Our participation in His victory is realized not only in spite of suffering, but often through it: when we unite our suffering to Jesus and allow it to become a principal instrument of our ongoing sanctification. In other words, it is Christ’s desire to bear our hardships with us — knowing full well that none of us can come to Easter Sunday except through Good Friday. That is the meaning of the Paschal Mystery.

Instrumental Fortitude

Let us acknowledge that comfort and ease have never been good soil for strong faith. Over time, luxury and leisure can quietly convince us that the world is enough on its own, that we can live well without conversion — that the Cross is optional. But Christianity only truly makes sense where sin is named, wounds are acknowledged, and grace is sought. The Catholic faith is not a religious attire or recreation; it is medicine offered to those who know they are sick.

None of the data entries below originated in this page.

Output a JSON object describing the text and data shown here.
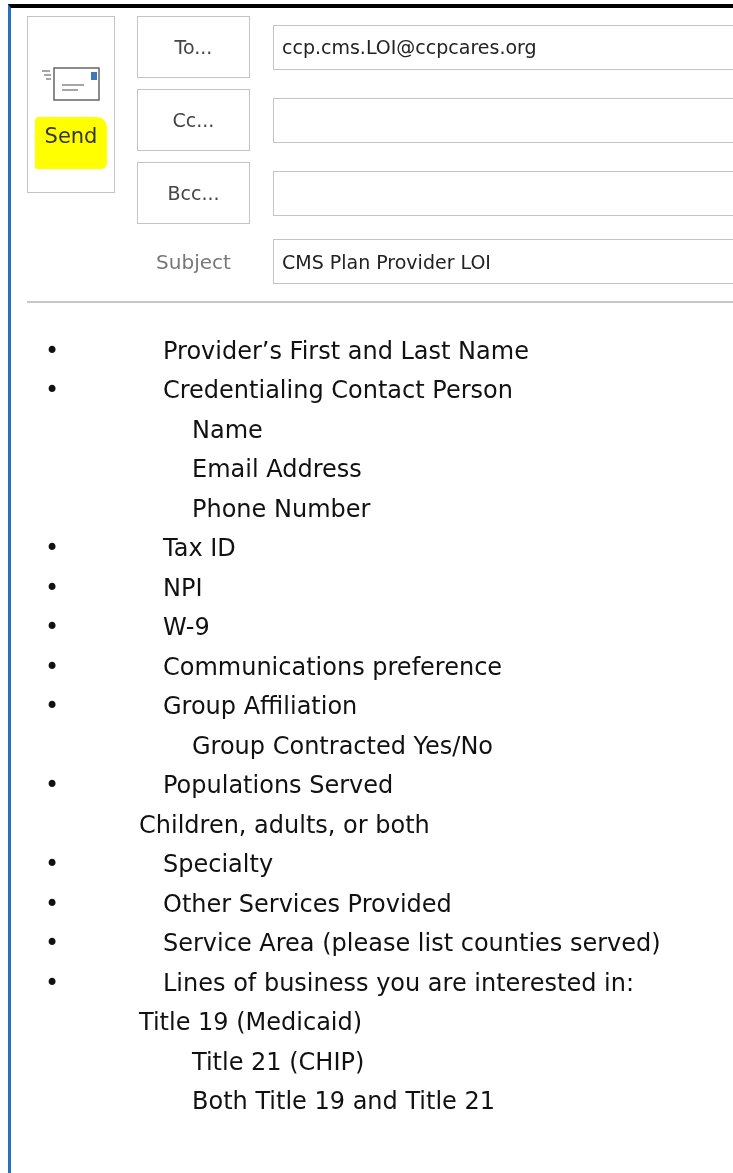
{
  "send_button": {
    "label": "Send",
    "highlighted": true
  },
  "address_rows": [
    {
      "label": "To...",
      "value": "ccp.cms.LOI@ccpcares.org"
    },
    {
      "label": "Cc..."
    },
    {
      "label": "Bcc..."
    }
  ],
  "subject": {
    "label": "Subject",
    "value": "CMS Plan Provider LOI"
  },
  "body_lines": [
    {
      "kind": "bullet",
      "bullet": "•",
      "text": "Provider’s First and Last Name"
    },
    {
      "kind": "bullet",
      "bullet": "•",
      "text": "Credentialing Contact Person"
    },
    {
      "kind": "sub",
      "text": "Name"
    },
    {
      "kind": "sub",
      "text": "Email Address"
    },
    {
      "kind": "sub",
      "text": "Phone Number"
    },
    {
      "kind": "bullet",
      "bullet": "•",
      "text": "Tax ID"
    },
    {
      "kind": "bullet",
      "bullet": "•",
      "text": "NPI"
    },
    {
      "kind": "bullet",
      "bullet": "•",
      "text": "W-9"
    },
    {
      "kind": "bullet",
      "bullet": "•",
      "text": "Communications preference"
    },
    {
      "kind": "bullet",
      "bullet": "•",
      "text": "Group Affiliation"
    },
    {
      "kind": "sub",
      "text": "Group Contracted Yes/No"
    },
    {
      "kind": "bullet",
      "bullet": "•",
      "text": "Populations Served"
    },
    {
      "kind": "plain",
      "text": "Children, adults, or both"
    },
    {
      "kind": "bullet",
      "bullet": "•",
      "text": "Specialty"
    },
    {
      "kind": "bullet",
      "bullet": "•",
      "text": "Other Services Provided"
    },
    {
      "kind": "bullet",
      "bullet": "•",
      "text": "Service Area (please list counties served)"
    },
    {
      "kind": "bullet",
      "bullet": "•",
      "text": "Lines of business you are interested in:"
    },
    {
      "kind": "plain",
      "text": "Title 19 (Medicaid)"
    },
    {
      "kind": "sub",
      "text": "Title 21 (CHIP)"
    },
    {
      "kind": "sub",
      "text": "Both Title 19 and Title 21"
    }
  ]
}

In times when the Church grows complacent, God in His mercy allows her to be unsettled — not to punish her, but to awaken her; not to diminish our lives, but to purify the order of our loves. Our Lord speaks directly to this reality: every branch that bears fruit is pruned “that it may bear more fruit” (Jn 15:2).

Learning to accept being challenged with purpose is where humility becomes spiritual strength. Humility acknowledges that we are not called to ‘save the Church.’ We are called to a simple fidelity: to form disciples with patience and courage, to worship God rightly, to receive and live His sacraments, and to love one another for God’s sake. And, if we mean to do so joyfully, “always ready to give an answer to anyone who asks you for a reason for the hope that is in you” (1 Peter 3:15).

Consolation

Even now, we can see some signs of hope. More people are recognizing the disorder around them and longing for something solid, sane, and lasting on which to build their lives. Recent evidence suggests that an increasing number seem to be investigating the enduring truths preserved by the Catholic faith.

The Christian Faith holds a logical superiority over any other account of ultimate reality. It stands or falls on a single, public claim about who Jesus of Nazareth is: not a prophet or philosopher, but God incarnate — “come into the world, to bear witness to the truth” (Jn 18:37). If that claim be true, then the full deposit of the Christian faith can in no way be one option of many but is God’s binding self-disclosure to man. As C.S. Lewis memorably put it: “Christianity, if false, is of no importance, and if true, of infinite importance. The one thing it cannot be is moderately important.”

Faith is not merely a set of ideas to like or approve, but the means of a living friendship with God. Religion then, properly understood, becomes about giving God what is rightly His — our lives — by virtue of Justice.

Seen in the light of these perspectives, Partners in the Gospel can never be reduced to an administrative reshuffling. It is a summons back to essentials: to God’s will and to reforming parish communities capable of sustaining authentic Christian living as a vocation for generations to come. And on that final note, we come to fully see that a proper parish plan must be judged not so much as a thing for us, but as our duty to those who come after us.

Most Sacred Heart of Jesus, have mercy on us.